The Hidden Function of Honoraria:

When a professor is invited to give a talk somewhere (especially out of town), he's often given an honorarium, in addition to having his expenses paid. Naturally, the practice as well as the amount varies, likely from field to field and institution to institution. Nonetheless, it's a common enough practice.

One doesn't need to be a great economist to recognize that this increases recipients' willingness to give talks, especially when it involves a good deal of travel. Yet when I first went into teaching, and for several years afterwards, I thought that this effect wouldn't be that great. We're in this field to spread our ideas, after all, and giving talks is a good way of doing that; what's more, many people, myself included, find it to be a good deal of fun (and, sometimes, something of an honor). It's also a good way to get to know faculty members at other schools, to get good ideas from questioners and commentators (espeically when the talk is at a faculty workshop), and in many instances to visit friends in town, though of course that depends on the town. What's more, while I'm not wild about spending time in crowded airports and airplanes, I find I can get a good amount of work done when traveling.

Having small kids, though, exposed for me an interesting economic twist on the matter: The pleasure of spreading ideas, and the honor of being a featured speaker at a high-profile event, are valuable, but they're valuable to the invitee. The costs of the trip, though, are often imposed on the invitee's spouse, who has to mind the children alone.

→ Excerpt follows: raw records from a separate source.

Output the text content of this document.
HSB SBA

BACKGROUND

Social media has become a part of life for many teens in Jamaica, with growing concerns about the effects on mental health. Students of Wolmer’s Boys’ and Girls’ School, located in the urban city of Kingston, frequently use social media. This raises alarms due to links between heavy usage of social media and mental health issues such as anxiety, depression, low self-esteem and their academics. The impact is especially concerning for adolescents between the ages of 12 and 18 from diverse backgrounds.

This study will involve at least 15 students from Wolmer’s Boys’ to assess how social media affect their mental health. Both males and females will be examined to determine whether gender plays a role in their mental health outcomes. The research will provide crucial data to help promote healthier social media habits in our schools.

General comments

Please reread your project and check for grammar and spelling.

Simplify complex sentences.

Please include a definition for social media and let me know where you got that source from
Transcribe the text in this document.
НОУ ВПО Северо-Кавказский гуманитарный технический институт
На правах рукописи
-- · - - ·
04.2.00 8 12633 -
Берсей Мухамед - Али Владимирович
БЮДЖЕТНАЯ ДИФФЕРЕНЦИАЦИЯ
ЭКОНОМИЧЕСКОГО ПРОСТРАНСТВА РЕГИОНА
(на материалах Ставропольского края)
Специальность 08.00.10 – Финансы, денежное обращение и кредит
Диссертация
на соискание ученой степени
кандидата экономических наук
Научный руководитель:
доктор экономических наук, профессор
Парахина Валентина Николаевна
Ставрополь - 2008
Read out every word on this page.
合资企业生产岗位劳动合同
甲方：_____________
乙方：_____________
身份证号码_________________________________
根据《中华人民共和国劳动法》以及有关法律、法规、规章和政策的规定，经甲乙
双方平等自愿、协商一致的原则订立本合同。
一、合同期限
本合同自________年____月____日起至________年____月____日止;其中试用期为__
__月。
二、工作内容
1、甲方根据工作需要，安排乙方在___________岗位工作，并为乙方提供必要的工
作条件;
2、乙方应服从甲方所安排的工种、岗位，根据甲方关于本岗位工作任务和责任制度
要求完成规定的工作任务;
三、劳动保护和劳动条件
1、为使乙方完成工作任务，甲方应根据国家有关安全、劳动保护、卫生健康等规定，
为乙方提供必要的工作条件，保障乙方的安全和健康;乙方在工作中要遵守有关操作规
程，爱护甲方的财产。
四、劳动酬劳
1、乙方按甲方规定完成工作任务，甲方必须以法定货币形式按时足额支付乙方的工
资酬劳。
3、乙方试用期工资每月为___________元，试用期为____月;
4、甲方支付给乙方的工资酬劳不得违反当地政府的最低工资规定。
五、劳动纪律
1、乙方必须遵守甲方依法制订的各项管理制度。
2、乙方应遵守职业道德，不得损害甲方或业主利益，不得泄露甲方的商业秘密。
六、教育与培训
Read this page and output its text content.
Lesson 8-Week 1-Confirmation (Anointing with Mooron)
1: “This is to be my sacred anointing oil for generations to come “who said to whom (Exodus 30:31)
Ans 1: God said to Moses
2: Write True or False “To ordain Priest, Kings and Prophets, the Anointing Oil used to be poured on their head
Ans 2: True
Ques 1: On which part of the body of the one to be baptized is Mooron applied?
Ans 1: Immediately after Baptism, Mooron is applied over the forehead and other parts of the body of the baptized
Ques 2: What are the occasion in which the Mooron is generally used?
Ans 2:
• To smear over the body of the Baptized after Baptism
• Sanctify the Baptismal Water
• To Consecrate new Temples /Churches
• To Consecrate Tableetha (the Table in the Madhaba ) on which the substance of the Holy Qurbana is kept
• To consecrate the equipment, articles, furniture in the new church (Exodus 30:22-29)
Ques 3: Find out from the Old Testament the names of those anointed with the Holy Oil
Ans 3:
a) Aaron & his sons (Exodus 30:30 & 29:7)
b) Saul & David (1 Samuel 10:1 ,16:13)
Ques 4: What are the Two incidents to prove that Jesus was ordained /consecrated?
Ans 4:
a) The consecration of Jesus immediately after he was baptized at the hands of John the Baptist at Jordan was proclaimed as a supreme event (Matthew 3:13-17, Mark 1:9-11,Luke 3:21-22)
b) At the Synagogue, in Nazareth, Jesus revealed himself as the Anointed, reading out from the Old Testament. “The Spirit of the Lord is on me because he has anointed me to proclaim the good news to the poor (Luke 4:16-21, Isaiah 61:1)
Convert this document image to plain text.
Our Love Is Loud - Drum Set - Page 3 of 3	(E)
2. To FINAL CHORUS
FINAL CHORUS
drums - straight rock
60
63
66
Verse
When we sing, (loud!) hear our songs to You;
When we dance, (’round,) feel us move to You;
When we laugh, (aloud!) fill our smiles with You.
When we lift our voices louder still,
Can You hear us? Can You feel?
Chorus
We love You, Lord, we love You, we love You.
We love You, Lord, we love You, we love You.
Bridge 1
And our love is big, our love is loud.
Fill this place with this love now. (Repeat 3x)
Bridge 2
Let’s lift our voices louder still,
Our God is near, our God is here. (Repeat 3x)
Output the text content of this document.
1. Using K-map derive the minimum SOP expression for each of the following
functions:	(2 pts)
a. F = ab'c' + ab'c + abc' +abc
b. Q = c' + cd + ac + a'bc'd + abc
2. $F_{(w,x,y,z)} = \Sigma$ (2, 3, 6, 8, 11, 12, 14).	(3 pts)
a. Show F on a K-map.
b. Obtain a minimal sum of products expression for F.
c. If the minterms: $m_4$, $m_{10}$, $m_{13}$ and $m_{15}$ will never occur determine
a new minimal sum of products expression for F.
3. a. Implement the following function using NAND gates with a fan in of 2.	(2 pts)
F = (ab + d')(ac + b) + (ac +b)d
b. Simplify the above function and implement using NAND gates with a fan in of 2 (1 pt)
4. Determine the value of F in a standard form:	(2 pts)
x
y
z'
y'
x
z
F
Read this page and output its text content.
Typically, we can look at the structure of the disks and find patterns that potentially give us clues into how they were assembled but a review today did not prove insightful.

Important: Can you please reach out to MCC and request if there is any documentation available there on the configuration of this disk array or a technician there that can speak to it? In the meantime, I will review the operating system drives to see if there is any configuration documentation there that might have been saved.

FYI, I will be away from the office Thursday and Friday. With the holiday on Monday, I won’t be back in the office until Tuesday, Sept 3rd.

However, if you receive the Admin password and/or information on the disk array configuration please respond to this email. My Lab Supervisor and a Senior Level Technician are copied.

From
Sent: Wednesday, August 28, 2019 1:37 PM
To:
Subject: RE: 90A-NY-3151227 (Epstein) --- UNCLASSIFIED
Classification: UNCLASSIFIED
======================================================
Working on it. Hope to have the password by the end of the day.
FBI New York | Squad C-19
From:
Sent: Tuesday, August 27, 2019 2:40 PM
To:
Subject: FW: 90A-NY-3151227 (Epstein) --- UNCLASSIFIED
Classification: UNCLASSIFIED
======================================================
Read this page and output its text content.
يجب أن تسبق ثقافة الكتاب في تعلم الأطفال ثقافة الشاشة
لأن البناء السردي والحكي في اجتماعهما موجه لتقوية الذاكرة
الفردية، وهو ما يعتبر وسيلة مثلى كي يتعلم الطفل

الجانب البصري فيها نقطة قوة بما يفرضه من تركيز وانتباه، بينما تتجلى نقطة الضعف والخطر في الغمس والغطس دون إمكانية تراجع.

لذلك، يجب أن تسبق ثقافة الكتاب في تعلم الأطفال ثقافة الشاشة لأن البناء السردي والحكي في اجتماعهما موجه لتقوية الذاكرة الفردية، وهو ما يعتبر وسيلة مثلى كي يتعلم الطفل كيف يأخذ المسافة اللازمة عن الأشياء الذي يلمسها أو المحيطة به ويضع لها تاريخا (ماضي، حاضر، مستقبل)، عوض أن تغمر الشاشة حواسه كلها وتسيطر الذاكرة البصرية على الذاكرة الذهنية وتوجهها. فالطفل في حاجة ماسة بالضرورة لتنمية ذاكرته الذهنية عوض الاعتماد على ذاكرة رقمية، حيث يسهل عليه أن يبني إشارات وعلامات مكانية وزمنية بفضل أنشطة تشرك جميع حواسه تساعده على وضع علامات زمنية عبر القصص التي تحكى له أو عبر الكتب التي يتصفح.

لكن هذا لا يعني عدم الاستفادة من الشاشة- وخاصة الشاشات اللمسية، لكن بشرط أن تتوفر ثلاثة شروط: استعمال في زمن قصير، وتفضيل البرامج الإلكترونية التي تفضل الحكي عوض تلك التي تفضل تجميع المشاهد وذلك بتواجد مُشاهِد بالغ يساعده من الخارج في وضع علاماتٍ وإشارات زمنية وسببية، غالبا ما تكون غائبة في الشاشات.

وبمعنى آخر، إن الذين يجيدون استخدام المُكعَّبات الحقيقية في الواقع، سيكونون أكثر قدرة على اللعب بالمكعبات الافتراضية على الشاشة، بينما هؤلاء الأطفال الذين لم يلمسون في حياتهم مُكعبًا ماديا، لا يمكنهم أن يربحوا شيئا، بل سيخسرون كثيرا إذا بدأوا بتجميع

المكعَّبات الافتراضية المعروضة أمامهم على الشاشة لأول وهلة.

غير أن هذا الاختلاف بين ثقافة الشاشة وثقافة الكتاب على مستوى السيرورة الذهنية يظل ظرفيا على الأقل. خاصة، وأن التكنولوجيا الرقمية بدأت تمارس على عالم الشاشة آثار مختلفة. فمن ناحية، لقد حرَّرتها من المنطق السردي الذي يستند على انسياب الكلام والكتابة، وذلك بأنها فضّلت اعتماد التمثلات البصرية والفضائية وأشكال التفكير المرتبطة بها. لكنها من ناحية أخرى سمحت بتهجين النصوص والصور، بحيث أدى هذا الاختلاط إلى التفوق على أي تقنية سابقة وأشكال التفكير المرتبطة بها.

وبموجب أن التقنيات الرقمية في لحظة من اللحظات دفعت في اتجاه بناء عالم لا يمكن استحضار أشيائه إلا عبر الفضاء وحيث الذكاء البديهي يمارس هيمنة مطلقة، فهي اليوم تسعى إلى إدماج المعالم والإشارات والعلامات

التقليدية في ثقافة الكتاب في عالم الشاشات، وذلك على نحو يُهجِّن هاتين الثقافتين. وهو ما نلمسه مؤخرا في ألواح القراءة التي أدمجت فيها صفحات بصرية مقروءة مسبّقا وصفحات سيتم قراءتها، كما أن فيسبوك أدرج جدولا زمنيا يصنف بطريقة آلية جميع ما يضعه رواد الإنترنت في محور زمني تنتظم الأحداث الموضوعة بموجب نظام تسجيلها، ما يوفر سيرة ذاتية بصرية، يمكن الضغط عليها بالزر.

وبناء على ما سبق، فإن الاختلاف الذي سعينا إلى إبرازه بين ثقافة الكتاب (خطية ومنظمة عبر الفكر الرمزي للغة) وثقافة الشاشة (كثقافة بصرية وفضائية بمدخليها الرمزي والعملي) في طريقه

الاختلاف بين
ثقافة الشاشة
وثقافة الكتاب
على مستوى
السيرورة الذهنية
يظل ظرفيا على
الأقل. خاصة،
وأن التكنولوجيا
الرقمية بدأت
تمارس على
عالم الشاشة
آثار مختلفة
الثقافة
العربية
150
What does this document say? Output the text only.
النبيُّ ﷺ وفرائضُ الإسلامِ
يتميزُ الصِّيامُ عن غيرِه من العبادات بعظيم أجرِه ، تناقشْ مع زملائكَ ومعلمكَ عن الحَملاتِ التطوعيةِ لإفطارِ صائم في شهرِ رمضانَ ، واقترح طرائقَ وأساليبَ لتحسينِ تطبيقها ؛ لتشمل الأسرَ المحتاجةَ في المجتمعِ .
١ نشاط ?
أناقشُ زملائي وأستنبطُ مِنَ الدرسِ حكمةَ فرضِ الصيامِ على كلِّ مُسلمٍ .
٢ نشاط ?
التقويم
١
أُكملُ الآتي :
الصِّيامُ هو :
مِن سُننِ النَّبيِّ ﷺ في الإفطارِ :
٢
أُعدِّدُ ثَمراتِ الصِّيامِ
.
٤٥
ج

Naturally, we can assume that the spouses love one another, and derive at least some joy from knowing that the other is doing something fun, and some unhappiness from knowing that the other is being stuck with the kids. Still, "Honey, I'd like to go out of town for a few days; can you mind the kids? It'll be a great way for me to spread my ideas, I'll enjoy giving the talk, and the invitation is something of an honor" is a harder thing to say than "Honey, I'd like to go out of town for a few days to give a talk, and they'll be paying me $X,000." So even if an honorarium's marginal value to the speaker is not that significant, the honorarium's marginal value to the speaker's spouse may be the deciding factor.